In 1894, Laron spoke his first Church sermon. Though his speech was severely affected by his deafness, for ten minutes he “bore a strong testimony of the truth of the Gospel and pointed out to his attentive audience [Brighton Ward] the Divine providence in his behalf in placing him under what most people regarded as an affliction, but in which he realized blessing” {Deseret Evening News, 10 Sept. 1894). He died 21 August 1908 at the age of sixty-one.

[6] Sarah, Orson, Jr., and Celestia were rebaptized by Orson, Sr., 22 July 1852 (Salt Lake Stake Record of Baptisms). Orson, Jr., was first endowed 1 March 1852 (Salt Lake Endowment House Records, No. 738, Book A, page 38).

[7] The most visible of Sarah’s anti-polygamy children, Arthur Pratt married Agnes Ellen Caine on 25 December 1872 and had five children: Arthur, Jr., Mrs. Arthur Lennon, Chester, Harmel, and James. He was warden of the Utah Territorial Prison in 1888, when many Mormons were serving time for illegal cohabitation, Salt Lake City Chief of Police from 1894 to 1897, and warden of the Utah State Prison from 1904 to 1917. Noted for his progressive ideas on prison reform, he served as president of the American Prison Congress from 1916 to 1917. A superb chess player, Arthur and his brothers Orson and Harmel, and a friend defeated a reputed world-class player, Herr Zukertort. Arthur died in Salt Lake City, 20 March 1919, at sixty-six.

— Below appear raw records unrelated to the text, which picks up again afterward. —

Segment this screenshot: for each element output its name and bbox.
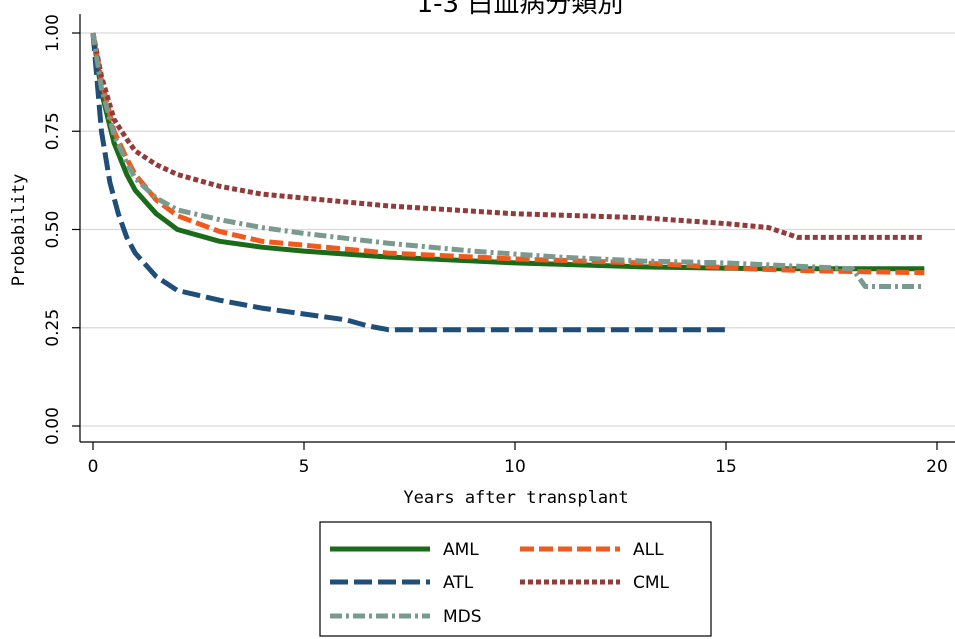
y-tick-label: 0.00 — [43, 407, 63, 445]
y-tick-label: 0.50 — [43, 211, 63, 249]
series-line-mds — [90, 32, 925, 289]
y-tick-label: 1.00 — [43, 14, 63, 52]
x-tick-label: 5 — [299, 457, 310, 477]
legend-label-all: ALL — [633, 540, 664, 560]
x-tick-label: 15 — [715, 457, 737, 477]
y-axis-title: Probability — [9, 174, 29, 287]
legend-label-aml: AML — [443, 540, 479, 560]
x-axis-title: Years after transplant — [403, 488, 628, 508]
chart-title: 1-3 白血病分類別 — [417, 0, 624, 19]
y-tick-label: 0.25 — [43, 309, 63, 347]
legend-label-mds: MDS — [443, 607, 482, 627]
gridlines — [80, 32, 955, 427]
x-tick-label: 10 — [504, 457, 526, 477]
x-axis-ticks: 0 5 10 15 20 — [88, 442, 948, 477]
y-tick-label: 0.75 — [43, 112, 63, 150]
x-tick-label: 0 — [88, 457, 99, 477]
series-line-aml — [90, 32, 925, 272]
series-lines — [90, 32, 925, 333]
x-tick-label: 20 — [926, 457, 948, 477]
legend: AML ALL ATL CML MDS — [319, 521, 712, 637]
legend-label-atl: ATL — [443, 573, 474, 593]
axes — [79, 14, 955, 443]
legend-label-cml: CML — [633, 573, 670, 593]
y-axis-ticks: 0.00 0.25 0.50 0.75 1.00 — [43, 14, 80, 445]
series-line-atl — [90, 32, 731, 333]
series-line-cml — [90, 32, 925, 240]
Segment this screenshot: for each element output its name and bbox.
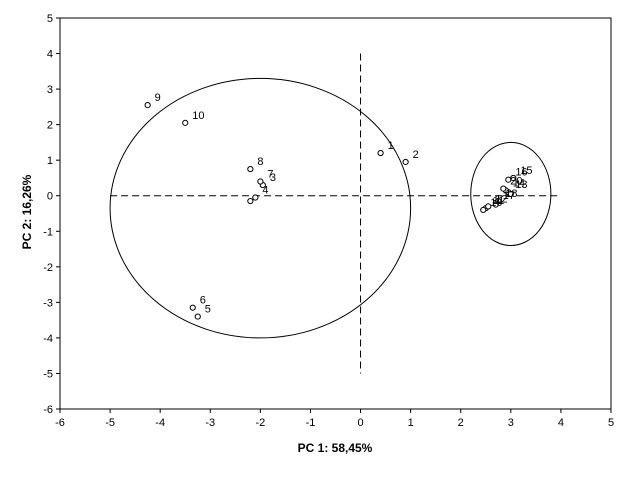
data-point-2 bbox=[402, 158, 409, 166]
point-label-13: 13 bbox=[515, 179, 527, 191]
x-tick-label: -6 bbox=[55, 417, 65, 429]
data-point-1 bbox=[377, 149, 384, 157]
y-axis-title: PC 2: 16,26% bbox=[20, 174, 34, 249]
data-point-19 bbox=[480, 206, 487, 214]
data-point-8 bbox=[247, 165, 254, 173]
point-label-20: 20 bbox=[510, 176, 522, 188]
point-label-8: 8 bbox=[257, 156, 263, 168]
point-label-4: 4 bbox=[262, 185, 268, 197]
data-point bbox=[507, 190, 514, 198]
point-label-15: 15 bbox=[520, 165, 532, 177]
point-label-14: 14 bbox=[513, 177, 525, 189]
cluster-ellipse-2 bbox=[470, 141, 552, 246]
x-tick-label: 3 bbox=[508, 417, 514, 429]
point-label-2: 2 bbox=[413, 149, 419, 161]
x-axis-title: PC 1: 58,45% bbox=[298, 441, 373, 455]
point-label-18: 18 bbox=[505, 188, 517, 200]
y-tick-label: 3 bbox=[47, 84, 53, 96]
point-label-17: 17 bbox=[503, 190, 515, 202]
point-label-6: 6 bbox=[200, 295, 206, 307]
x-tick-label: -5 bbox=[105, 417, 115, 429]
y-tick-label: -5 bbox=[43, 368, 53, 380]
x-tick-label: -1 bbox=[306, 417, 316, 429]
y-tick-label: -3 bbox=[43, 297, 53, 309]
data-point bbox=[247, 197, 254, 205]
y-tick-label: 1 bbox=[47, 155, 53, 167]
cluster-ellipse-1 bbox=[109, 77, 412, 339]
y-tick-label: 4 bbox=[47, 49, 53, 61]
data-point bbox=[492, 201, 499, 208]
y-tick-label: 5 bbox=[47, 13, 53, 25]
data-point-10 bbox=[182, 119, 189, 126]
x-tick-label: -2 bbox=[255, 417, 265, 429]
point-label-9: 9 bbox=[155, 92, 161, 104]
point-label-5: 5 bbox=[205, 304, 211, 316]
x-tick-label: 2 bbox=[458, 417, 464, 429]
x-tick-label: 4 bbox=[558, 417, 564, 429]
x-tick-label: 5 bbox=[608, 417, 614, 429]
data-point-20 bbox=[500, 185, 507, 192]
point-label-19: 19 bbox=[490, 197, 502, 209]
y-tick-label: -4 bbox=[43, 333, 53, 345]
x-tick-label: 0 bbox=[357, 417, 363, 429]
y-tick-label: 2 bbox=[47, 120, 53, 132]
x-tick-label: -4 bbox=[155, 417, 165, 429]
point-label-16: 16 bbox=[515, 167, 527, 179]
plot-area-frame bbox=[59, 17, 612, 410]
point-label-11: 11 bbox=[493, 195, 504, 207]
point-label-10: 10 bbox=[192, 110, 204, 122]
data-point-16 bbox=[505, 176, 512, 183]
data-point-4 bbox=[252, 194, 259, 201]
x-tick-label: 1 bbox=[408, 417, 414, 429]
data-point-9 bbox=[144, 101, 151, 109]
point-label-3: 3 bbox=[270, 172, 276, 184]
point-label-12: 12 bbox=[495, 193, 507, 205]
data-point-5 bbox=[194, 313, 201, 320]
data-point-7 bbox=[257, 178, 264, 185]
data-point-6 bbox=[189, 304, 196, 311]
y-tick-label: -6 bbox=[43, 404, 53, 416]
data-point-12 bbox=[485, 203, 492, 210]
point-label-7: 7 bbox=[267, 169, 273, 181]
y-tick-label: -2 bbox=[43, 262, 53, 274]
y-tick-label: -1 bbox=[43, 226, 53, 238]
point-label-1: 1 bbox=[388, 140, 394, 152]
y-tick-label: 0 bbox=[47, 191, 53, 203]
x-tick-label: -3 bbox=[205, 417, 215, 429]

[8] Herma (Hermie) Ethna Pratt, who married William F. Belding on 18 February 1874, bore a stillborn child on 10 March 1875 and died on 26 December 1877 of puerperal fever after delivering another son. The baby, Arthur, died of whooping cough six months later. William F. Belding, Jr., their only surviving child, was listed as a beneficiary in the “Final Decree of Distribution” of Orson Pratt’s 1890 will settlement.